Joint Workshop on Multiword Expressions and WordNet (MWE-WN 2019)
Workshop at ACL 2019 (Florence, Italy), August 2nd, 2019
Organized, sponsored and endorsed by the Global Wordnet Association (GWA) and the Special Interest Group on the Lexicon (SIGLEX) of the Association for Computational Linguistics (ACL).
This joint event is the 15th edition of the Workshop on Multiword Expressions (MWE), with a special focus on WordNet.
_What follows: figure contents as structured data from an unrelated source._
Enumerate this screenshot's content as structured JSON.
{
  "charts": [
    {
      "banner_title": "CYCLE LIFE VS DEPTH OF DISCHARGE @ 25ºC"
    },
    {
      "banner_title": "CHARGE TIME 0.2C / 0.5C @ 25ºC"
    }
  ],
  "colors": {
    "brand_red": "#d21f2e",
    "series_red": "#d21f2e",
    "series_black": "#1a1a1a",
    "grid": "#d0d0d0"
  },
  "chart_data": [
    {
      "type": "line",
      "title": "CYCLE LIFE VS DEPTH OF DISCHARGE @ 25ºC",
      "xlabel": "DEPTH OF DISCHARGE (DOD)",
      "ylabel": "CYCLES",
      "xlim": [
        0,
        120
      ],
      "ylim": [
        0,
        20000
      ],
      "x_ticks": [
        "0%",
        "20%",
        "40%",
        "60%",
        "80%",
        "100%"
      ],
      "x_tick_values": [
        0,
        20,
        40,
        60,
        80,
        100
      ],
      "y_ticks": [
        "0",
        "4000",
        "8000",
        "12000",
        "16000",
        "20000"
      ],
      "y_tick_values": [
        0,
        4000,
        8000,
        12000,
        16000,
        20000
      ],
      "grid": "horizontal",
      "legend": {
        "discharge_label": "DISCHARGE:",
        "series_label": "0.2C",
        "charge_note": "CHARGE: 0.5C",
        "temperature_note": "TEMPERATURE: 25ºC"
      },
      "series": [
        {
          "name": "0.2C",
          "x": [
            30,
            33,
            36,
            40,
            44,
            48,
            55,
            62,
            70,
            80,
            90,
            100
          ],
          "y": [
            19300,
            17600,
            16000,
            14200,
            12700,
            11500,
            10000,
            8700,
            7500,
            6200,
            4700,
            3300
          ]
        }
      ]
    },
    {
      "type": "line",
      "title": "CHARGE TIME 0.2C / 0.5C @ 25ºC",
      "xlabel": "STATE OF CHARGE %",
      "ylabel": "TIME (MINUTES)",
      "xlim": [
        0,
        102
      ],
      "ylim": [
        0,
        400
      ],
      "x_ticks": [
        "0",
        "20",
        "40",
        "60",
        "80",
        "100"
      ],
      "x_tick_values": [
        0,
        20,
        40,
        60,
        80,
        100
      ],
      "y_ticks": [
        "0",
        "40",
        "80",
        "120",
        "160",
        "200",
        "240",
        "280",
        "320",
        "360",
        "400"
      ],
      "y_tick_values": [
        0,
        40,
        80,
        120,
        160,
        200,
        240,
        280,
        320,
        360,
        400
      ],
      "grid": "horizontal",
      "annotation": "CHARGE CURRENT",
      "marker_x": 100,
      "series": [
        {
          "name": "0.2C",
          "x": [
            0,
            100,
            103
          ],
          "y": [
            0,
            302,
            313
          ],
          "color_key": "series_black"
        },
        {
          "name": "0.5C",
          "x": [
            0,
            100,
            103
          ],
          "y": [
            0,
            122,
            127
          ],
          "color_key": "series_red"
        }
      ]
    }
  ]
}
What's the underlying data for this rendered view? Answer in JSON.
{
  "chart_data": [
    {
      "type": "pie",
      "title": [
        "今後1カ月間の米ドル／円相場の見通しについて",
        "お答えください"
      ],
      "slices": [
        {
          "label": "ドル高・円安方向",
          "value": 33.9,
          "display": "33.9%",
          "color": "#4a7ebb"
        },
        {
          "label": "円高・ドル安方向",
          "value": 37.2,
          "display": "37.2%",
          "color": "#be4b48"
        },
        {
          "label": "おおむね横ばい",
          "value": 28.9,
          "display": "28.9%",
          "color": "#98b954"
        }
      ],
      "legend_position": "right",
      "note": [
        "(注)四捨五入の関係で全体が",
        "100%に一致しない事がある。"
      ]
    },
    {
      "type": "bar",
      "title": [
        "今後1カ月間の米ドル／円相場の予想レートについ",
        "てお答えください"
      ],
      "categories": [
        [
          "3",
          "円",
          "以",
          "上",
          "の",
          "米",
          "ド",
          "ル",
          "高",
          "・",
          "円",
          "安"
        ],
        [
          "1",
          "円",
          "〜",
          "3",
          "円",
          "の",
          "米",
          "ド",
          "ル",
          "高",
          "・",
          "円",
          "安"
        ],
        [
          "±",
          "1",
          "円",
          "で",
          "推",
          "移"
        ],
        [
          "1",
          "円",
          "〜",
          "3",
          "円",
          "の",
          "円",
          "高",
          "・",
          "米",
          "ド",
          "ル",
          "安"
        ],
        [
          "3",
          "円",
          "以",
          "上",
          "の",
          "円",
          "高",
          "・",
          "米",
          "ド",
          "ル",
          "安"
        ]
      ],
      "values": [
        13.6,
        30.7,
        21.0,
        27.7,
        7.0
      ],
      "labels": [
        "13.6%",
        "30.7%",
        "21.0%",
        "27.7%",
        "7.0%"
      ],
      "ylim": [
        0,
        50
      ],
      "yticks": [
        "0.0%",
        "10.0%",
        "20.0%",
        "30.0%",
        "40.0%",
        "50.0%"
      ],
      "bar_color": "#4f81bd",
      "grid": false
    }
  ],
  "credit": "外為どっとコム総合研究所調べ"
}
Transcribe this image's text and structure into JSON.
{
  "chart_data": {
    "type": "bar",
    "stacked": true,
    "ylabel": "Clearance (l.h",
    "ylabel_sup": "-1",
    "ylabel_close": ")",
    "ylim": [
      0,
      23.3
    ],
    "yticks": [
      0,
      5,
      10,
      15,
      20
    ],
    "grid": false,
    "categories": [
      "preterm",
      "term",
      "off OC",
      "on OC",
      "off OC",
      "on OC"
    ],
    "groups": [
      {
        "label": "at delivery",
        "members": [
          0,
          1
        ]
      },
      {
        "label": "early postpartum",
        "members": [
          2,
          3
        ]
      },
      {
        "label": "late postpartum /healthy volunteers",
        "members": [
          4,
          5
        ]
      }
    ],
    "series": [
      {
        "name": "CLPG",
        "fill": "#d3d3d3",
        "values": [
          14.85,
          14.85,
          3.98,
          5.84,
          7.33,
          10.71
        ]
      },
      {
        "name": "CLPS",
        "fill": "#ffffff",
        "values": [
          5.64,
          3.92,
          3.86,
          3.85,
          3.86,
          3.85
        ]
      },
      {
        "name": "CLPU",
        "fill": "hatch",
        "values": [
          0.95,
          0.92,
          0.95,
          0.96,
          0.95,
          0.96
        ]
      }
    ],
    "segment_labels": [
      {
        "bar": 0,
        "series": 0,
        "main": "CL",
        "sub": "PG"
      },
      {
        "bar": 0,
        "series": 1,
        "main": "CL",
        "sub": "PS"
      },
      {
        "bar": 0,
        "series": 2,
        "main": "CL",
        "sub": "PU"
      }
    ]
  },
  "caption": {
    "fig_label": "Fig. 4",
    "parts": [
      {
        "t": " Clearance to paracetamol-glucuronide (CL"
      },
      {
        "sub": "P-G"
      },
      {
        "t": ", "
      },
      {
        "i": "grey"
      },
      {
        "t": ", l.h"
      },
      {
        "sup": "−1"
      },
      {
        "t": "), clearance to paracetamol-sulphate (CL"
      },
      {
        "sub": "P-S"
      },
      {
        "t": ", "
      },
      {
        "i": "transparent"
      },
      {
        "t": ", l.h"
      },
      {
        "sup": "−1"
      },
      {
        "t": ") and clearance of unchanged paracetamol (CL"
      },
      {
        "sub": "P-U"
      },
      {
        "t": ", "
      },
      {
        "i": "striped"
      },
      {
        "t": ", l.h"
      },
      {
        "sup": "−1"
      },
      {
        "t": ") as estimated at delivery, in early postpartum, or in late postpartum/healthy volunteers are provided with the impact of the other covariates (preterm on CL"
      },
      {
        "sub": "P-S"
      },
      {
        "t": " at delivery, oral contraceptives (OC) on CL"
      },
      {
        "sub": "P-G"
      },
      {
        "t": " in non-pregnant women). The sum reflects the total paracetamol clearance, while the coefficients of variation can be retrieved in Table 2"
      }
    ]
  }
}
Last updated: June 19, 2019
When the whole is greater than the sum of its parts: Multiword expressions and idiomaticity
by Aline Villavicencio –University of Essex (UK) and Federal University of Rio Grande do Sul (Brazil)
![]() |
Aline Villavicencio is affiliated to the School of Computer Science and Electronic Engineering, University of Essex (UK) and to the Institute of Informatics, Federal University of Rio Grande do Sul (Brazil). She received her PhD from the University of Cambridge (UK) in 2001, and held postdoc positions at the University of Cambridge and University of Essex (UK). She was a Visiting Scholar at the Massachusetts Institute of Technology (USA, 2011-2012 and 2014-2015), at the École Normale Supé¬rieure (France, 2014), an Erasmus-Mundus Visting Scholar at Saarland University (Germany in 2012/2013) and at the University of Bath (UK, 2006-2009). She held a Research Fellowship from the Brazilian National Council for Scientific and Technological Development (Brazil, 2009-2017). She is a member of the editorial board of TACL and of JNLE, PC Co-Chair of CoNLL-2019, Area Chair for ACL-2019, NAACL 2018, COLING 2018, ACL-2017 and General co-chair for the 2018 International Conference on Computational Processing of Portuguese. She is also a member of the SIGLEX board and of the program committees of various *ACL and AI conferences, and has co-chaired several *ACL workshops on Cognitive Aspects of Computational Language Acquisition and on Multiword Expressions. Her research interests include lexical semantics, multilinguality, and cognitively motivated NLP, and has co-edited special issues and books dedicated to these topics. |
Abstract
Multiword expressions (MWEs) feature prominently in the mental lexicon of native speakers (Jackendoff, 1997) in all languages and domains, from informal to technical contexts (Biber et al., 1999) with about four MWEs being produced per minute of discourse (Glucksberg, 1989). MWEs come in all shapes and forms, including idioms like rock the boat (as cause problems or disturb a situation) and compound nouns like monkey business (as dishonest behaviour). Their accurate detection and understanding may often require more than knowledge about individual words and how they can be combined (Fillmore, 1979), as they may display various degrees of idiosyncrasy, including lexical, syntactic, semantic and statistical (Sag et al., 2002; Baldwin and Kim, 2010), which provide new challenges and opportunities for language processing (Constant et al., 2017). For instance, while for some combinations the meaning can be inferred from their parts like olive oil (oil made of olives) this is not always the case, as in dark horse (meaning an unknown candidate who unexpectedly succeeds), and when processing a sentence some of the challenges are to identify which words form an expression (Ramisch, 2015), and whether the expression is idiomatic (Cordeiro et al., 2019). In this talk I will give an overview of advances on the identification and treatment of multiword expressions, in particular concentrating on techniques for identifying their degree of idiomaticity. Acknowledgments : This talk includes joint work with Carlos Ramisch, Marco Idiart, Silvio Cordeiro, Rodrigo Wilkens, Felipe Paula and Leonardo Zilio.